Students lab for transport phenomena in semiconductor structures
Responsible person: Dr. Michał Marchewka
The Laboratory of Transport Phenomena in Semiconductor Structures is to be an integral part of the series of lectures on the phenomenon of electron transport in semiconductor structures within the semiconductor transport semester and the "Physics of low-dimensional structures" conducted in the Technical Physics field now and will be conducted within the planned direction. "Nanotechnology and new materials for aviation". This course falls into the standard of Technical Physics, and laboratory exercises give students the opportunity to experimentally verify theoretical knowledge, and also present the possibility of experimental work and acquaintance with modern measurement techniques in experimental physics.
Description of exercises and apparatus
1) Hall study in semiconductor volumetric in the temperature range 200-1600 C.
Purpose of the exercise: Based on the experimental data obtained during the experiment, the student will determine the type of conductivity of the semiconductor, determining the Hall constant for the material studied, determining the Hall constant dependence on temperature, determining the mobility of the current carriers, determining the concentration of the mass carriers. All these sizes allow for accurate analysis and interpretation of the semiconductor material to be tested for its physical and application properties.

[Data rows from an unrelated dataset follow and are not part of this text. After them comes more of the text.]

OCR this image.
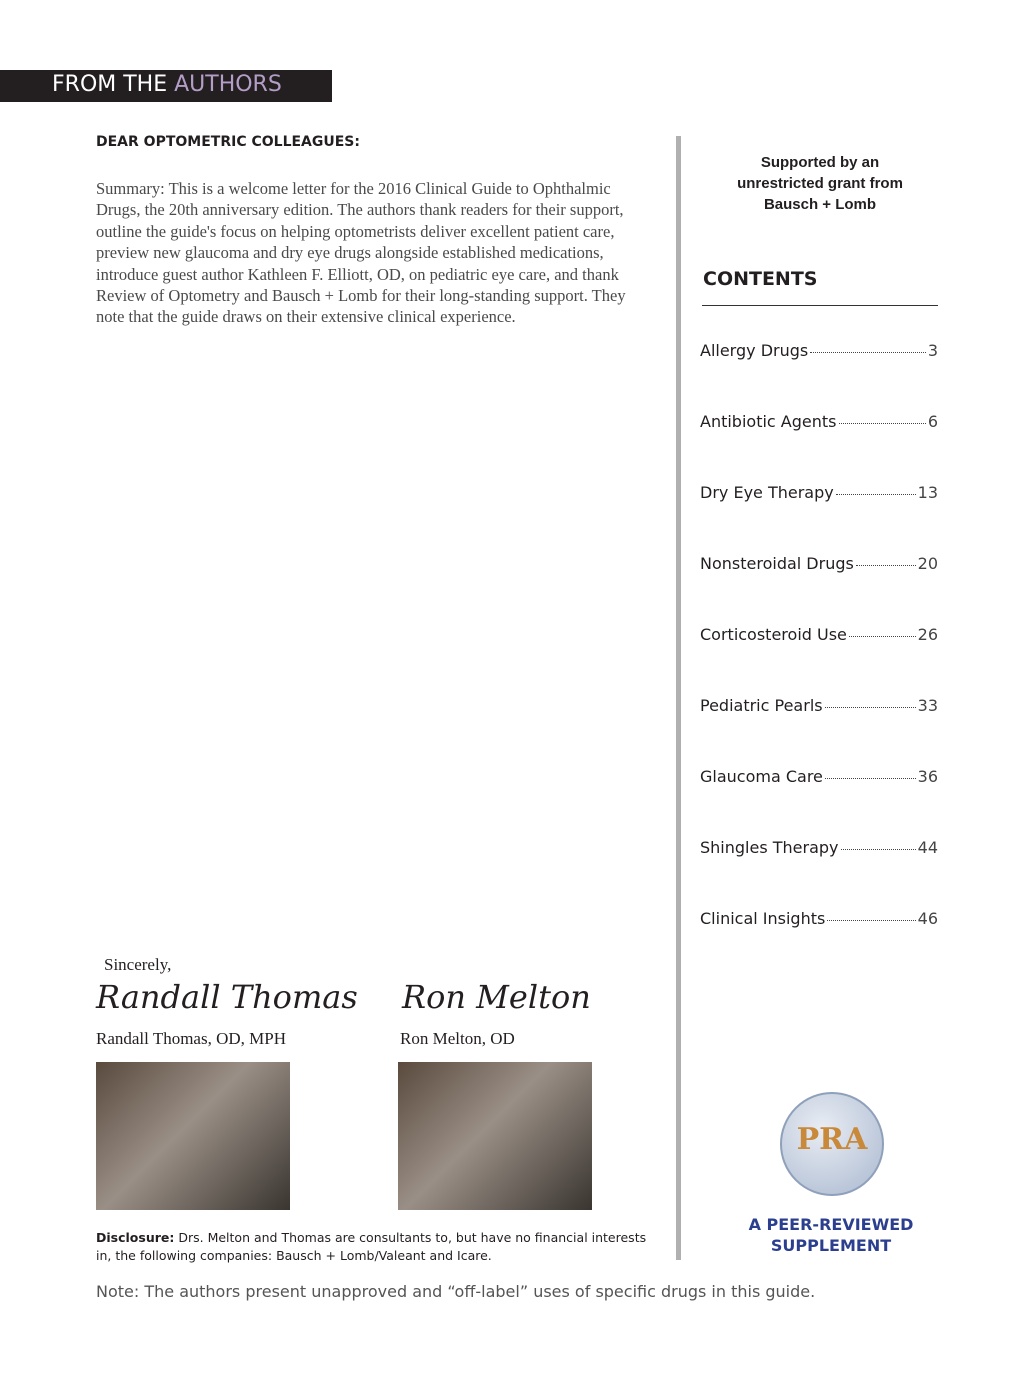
FROM THE AUTHORS
DEAR OPTOMETRIC COLLEAGUES:
Summary: This is a welcome letter for the 2016 Clinical Guide to Ophthalmic Drugs, the 20th anniversary edition. The authors thank readers for their support, outline the guide's focus on helping optometrists deliver excellent patient care, preview new glaucoma and dry eye drugs alongside established medications, introduce guest author Kathleen F. Elliott, OD, on pediatric eye care, and thank Review of Optometry and Bausch + Lomb for their long-standing support. They note that the guide draws on their extensive clinical experience.
Sincerely,
Randall Thomas Ron Melton
Randall Thomas, OD, MPH	Ron Melton, OD
Disclosure: Drs. Melton and Thomas are consultants to, but have no financial interests in, the following companies: Bausch + Lomb/Valeant and Icare.
Note: The authors present unapproved and “off-label” uses of specific drugs in this guide.
Supported by an
unrestricted grant from
Bausch + Lomb
CONTENTS
Allergy Drugs	3
Antibiotic Agents	6
Dry Eye Therapy	13
Nonsteroidal Drugs	20
Corticosteroid Use	26
Pediatric Pearls	33
Glaucoma Care	36
Shingles Therapy	44
Clinical Insights	46
PRA
A PEER-REVIEWED
SUPPLEMENT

2) Measurement of the total quantum Hall effect and oscillation of magneto resistance at 4.2K.
A measuring stand that will be able to measure the quantum Hall effect and measure the oscillation of magneto resistance at liquid helium (4.2K) temperature in 2D (2D) structures. On the basis of the experimental data, the parameters of the two-dimensional gas current carriers, the concentration and the mobility of the current carriers should be determined. Determine the position of the Fermi level based on the results of the Shubnikova-de Haas oscillation measurements.
3) Determination of e / kB ratio and energy interruption in semiconductors for different temperatures.
Purpose of the exercise: familiarize yourself with the physical foundations of the p-n connector. During the exercise, measurements of the current density of the current flowing through the connector from the applied voltage (characteristic I (V)) will be made for different temperatures. Analysis of the obtained characteristics allows to determine the ratio e / kB and the energy interruption of a given semiconductor (silicon) and its dependence as a function of temperature.
4) Measurement of semiconductor parameters using the LBIC method
LBIC (Laser Beam Induced Current) is a non-destructive photoelectric characterization of microelectronic structures. It consists in studying the structure's current response to light beam excitation. In this method, the focused beam of specified length scans from point to point the surface of the semiconductor sample causing the generation of electron-hole pairs. Using measurement data based on this experience we can determine the diffusion path length. In addition, you can indirectly determine the life span of the excess carriers their speed and recombination.
Investigation of optical and electrical dependence of semiconductors in the temperature range 2K-500K.
Study of the dependence of optically electric semiconductors over a wide temperature range. Measurement results will allow you to determine the optical properties of semiconductors and their applicability over a wide temperature range.